This new addition to Queensland’s University of Technology can be described as a transition between human and natural spaces; an exploration of learning and sustainability.
The Peter Coaldrake Education Precinct is a six-storey building that layers classroom, research and office facilities over a ground-level atrium, framing upper academic spaces around an active social foundation. Its terraced form ascends a hill toward the QUT Library, incorporating a broad, planted outdoor staircase designed as both a convenient thoroughfare and an informal social space.
The project expands new models of learning, creating an academic space that supports life beyond the classroom, according to Jakob Kurek, partner at Henning Larsen.
“We wanted to create an environment that supports many different ways to learn,” he says.
“Flexibility was key here, and we planned for a variety of learning situations and teaching methods.

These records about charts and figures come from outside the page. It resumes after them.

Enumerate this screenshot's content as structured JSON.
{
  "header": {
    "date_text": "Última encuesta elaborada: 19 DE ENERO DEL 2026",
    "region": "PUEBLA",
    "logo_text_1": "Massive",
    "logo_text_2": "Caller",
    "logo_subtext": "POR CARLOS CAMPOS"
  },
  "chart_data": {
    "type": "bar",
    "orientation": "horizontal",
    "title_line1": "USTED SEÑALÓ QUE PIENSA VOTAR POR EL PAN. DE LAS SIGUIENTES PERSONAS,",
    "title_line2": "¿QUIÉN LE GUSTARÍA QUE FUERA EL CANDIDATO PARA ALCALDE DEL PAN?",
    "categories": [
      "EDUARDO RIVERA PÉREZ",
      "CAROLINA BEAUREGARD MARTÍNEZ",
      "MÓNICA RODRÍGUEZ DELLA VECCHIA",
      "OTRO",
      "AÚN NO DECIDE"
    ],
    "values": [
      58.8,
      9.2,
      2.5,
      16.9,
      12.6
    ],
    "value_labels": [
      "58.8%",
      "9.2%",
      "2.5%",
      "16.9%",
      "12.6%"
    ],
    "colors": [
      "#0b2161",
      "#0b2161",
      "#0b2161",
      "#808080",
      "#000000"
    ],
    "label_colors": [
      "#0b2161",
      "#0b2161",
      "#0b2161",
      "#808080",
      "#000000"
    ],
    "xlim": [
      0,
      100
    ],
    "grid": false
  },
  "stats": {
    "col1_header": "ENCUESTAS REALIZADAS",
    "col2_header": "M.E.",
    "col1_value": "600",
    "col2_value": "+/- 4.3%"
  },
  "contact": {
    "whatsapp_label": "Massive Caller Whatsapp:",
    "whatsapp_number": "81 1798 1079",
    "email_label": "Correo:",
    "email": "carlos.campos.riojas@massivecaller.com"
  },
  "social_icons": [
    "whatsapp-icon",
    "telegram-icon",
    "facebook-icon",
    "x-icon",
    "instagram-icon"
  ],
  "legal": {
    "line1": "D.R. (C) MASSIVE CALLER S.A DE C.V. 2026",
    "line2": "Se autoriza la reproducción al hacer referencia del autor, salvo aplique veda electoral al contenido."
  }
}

“The large, terraced atrium between the library and the new building is designed as a big part of wayfinding on campus. It creates a very visible connection into the library and the surrounding planted landscape; collecting teachers, researchers and students on the same level in this social core.”
Parallel with Queensland’s Glass House Mountains, the building’s design was inspired by the surrounding landscape and local climate. Indeed, the building is self-shading, with offset volumes and louvres that help to reduce the building’s solar heating intake by up to 40 percent, while still allowing in natural light.